Paul Stephenson


This is one of several translated excerpts. Please see the translations page for full contents

THEOPHANES CONTINUATUS

Theophanes Continuatus is the name conventionally applied to a collection of texts preserved in a single eleventh-century manuscript (Vat. gr. 167). It comprises four separate sections covering the period AD 813-961. The first section (813-67) continues Theophanes Confessor, but in a very different style: the anonymous continuator abandons Theophanes strict annalistic format. The second part (867-86) comprises a biography of the emperor Basil I, the so-called Vita Basilii. The third section (886-948) is very close to Symeon Logothete, and either draws on that work or -- if as has been suggested elsewhere, the Logothete's Chronicle was written later -- on the same lost sources, including a hagiographical account of the life and reign of Romanos I Lekapenos. The fourth section (948-61) has been attributed to Theodore Daphnopates, who was the head of the imperial chancery (protasekretis) under Lekapenos, and who before his death (after 961) achieved the rank of magistros.
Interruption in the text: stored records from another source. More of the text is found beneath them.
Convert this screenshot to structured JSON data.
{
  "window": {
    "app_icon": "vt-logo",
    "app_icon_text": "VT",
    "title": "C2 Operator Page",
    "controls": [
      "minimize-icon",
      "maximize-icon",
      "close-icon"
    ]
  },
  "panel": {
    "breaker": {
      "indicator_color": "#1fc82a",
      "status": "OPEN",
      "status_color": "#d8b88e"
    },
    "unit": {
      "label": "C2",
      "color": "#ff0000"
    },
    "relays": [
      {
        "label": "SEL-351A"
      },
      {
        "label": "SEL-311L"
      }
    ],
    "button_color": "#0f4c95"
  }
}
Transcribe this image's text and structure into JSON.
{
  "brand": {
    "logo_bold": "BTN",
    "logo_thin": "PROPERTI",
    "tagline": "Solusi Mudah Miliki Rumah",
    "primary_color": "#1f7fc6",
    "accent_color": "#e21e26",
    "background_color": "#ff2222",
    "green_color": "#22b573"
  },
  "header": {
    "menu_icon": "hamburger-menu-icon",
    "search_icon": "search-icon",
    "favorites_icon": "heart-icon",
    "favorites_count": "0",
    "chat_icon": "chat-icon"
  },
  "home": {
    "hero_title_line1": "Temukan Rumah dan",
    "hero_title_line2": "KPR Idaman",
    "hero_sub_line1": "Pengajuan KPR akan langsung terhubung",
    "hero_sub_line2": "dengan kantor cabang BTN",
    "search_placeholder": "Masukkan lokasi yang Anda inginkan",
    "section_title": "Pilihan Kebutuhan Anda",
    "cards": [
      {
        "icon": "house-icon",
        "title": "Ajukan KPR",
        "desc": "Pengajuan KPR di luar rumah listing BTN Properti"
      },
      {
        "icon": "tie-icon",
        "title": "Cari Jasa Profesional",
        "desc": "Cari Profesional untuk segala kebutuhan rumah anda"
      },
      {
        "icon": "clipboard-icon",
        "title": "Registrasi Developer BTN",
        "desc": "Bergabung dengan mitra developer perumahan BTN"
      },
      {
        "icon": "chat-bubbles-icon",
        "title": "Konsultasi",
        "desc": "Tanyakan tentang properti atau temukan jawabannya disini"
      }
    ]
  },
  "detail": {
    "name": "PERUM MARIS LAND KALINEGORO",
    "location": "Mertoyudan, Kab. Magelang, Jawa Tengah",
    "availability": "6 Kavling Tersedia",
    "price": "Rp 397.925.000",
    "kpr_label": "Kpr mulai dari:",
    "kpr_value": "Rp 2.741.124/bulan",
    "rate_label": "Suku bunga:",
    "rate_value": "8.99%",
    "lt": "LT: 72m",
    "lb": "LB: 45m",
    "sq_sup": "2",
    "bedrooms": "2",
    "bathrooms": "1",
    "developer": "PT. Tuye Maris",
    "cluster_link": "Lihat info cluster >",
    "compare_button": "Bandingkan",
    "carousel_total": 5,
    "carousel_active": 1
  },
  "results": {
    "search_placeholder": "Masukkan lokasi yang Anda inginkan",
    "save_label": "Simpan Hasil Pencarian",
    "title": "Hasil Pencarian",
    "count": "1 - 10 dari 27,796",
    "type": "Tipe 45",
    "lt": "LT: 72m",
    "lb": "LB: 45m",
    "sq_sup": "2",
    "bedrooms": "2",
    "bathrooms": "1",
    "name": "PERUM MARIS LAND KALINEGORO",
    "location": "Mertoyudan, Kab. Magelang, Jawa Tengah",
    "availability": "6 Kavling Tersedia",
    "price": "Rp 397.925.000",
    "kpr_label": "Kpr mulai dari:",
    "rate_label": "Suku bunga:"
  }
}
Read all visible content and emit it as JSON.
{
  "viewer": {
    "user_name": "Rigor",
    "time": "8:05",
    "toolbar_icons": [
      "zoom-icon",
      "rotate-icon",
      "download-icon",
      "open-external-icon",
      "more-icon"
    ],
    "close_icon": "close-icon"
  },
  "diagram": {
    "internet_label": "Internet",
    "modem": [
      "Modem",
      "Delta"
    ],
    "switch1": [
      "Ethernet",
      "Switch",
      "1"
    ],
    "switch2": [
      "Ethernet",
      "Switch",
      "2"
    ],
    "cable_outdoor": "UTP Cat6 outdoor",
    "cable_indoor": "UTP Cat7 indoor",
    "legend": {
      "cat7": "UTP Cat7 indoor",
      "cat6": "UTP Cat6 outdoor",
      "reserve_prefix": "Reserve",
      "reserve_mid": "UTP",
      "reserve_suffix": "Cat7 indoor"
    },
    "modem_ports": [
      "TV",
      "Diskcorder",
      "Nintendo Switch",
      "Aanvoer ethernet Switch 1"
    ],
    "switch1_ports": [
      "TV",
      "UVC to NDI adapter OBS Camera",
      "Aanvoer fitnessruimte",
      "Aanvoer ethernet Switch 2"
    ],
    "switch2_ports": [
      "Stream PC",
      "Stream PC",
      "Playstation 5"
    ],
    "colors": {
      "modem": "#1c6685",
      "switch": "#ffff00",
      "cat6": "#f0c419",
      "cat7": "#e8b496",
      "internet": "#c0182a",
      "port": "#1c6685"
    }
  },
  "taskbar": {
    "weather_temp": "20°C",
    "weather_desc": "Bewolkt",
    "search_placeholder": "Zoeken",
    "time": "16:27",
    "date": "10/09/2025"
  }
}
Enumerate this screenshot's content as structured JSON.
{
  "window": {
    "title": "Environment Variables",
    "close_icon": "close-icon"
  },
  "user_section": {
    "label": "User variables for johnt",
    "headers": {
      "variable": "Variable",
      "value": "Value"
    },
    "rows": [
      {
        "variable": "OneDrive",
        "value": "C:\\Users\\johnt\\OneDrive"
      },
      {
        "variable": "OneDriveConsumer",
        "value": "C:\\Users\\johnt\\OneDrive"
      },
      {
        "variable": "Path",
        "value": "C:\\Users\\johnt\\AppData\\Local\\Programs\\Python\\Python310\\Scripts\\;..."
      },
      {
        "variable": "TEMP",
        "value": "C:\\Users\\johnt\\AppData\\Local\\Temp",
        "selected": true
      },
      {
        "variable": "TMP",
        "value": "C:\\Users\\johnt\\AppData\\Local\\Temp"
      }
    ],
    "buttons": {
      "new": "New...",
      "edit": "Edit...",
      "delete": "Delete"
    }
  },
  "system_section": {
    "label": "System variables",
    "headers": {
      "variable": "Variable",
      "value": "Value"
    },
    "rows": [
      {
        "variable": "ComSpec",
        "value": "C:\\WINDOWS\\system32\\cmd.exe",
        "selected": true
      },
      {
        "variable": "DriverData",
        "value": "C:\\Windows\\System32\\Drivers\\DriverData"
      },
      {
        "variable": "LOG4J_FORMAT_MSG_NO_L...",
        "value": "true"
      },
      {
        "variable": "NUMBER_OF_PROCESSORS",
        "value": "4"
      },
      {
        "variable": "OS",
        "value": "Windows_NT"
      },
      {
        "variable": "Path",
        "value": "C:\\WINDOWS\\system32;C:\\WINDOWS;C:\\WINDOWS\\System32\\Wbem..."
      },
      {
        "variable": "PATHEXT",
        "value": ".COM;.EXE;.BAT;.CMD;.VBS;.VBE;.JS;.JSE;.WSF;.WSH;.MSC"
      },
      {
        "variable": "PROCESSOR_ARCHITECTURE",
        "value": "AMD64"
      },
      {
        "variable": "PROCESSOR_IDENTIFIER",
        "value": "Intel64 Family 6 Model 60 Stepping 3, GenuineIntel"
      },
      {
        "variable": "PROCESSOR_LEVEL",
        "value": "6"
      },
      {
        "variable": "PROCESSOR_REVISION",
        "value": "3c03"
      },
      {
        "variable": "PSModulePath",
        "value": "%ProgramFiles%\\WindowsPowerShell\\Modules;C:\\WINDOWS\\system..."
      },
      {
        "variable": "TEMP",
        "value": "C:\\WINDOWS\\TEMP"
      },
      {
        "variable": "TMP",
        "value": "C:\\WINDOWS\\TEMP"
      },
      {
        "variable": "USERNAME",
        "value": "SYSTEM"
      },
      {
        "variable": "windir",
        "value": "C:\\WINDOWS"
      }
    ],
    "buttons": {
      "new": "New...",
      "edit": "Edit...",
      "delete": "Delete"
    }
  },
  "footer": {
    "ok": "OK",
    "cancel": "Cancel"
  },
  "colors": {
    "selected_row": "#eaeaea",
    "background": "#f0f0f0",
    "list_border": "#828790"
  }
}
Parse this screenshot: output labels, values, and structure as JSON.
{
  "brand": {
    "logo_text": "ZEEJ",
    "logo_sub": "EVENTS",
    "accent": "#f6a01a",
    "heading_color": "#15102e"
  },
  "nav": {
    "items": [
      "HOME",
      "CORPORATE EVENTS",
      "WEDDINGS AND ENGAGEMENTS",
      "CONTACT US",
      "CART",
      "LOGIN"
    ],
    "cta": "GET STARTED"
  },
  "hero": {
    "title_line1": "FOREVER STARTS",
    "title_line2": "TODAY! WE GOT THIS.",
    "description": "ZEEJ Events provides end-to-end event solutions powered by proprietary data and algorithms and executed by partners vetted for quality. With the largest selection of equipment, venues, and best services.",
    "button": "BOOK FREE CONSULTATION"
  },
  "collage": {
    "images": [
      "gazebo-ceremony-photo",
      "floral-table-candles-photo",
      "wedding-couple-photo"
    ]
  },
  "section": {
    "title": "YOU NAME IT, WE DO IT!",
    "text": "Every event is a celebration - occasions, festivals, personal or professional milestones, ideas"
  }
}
The first sections of the work were commissioned by the Emperor Constantine VII Porphyrogenitus to present the"'Macedonian" imperial dynasty in a favourable light. The Vita Basilli eulogizes his grandfather, who founded the Macedonian dynasty, while the section which corresponds to the Logothete's chronicle has numerous interpolations of a hagiographical nature which enhance the pro-Macedonian aspect. The sections selected for translation illustrate this perspective, and take as their main focus the fluctuating relationship between Constantine VII, his regents, Romanos Lekapenos, and the ruler of Bulgaria, Symeon (d. 927). Although the Greek is fairly straightforward, I have benefited from access to a partial, handwritten translation of chapters relating to Symeon by Jonathan Shepard.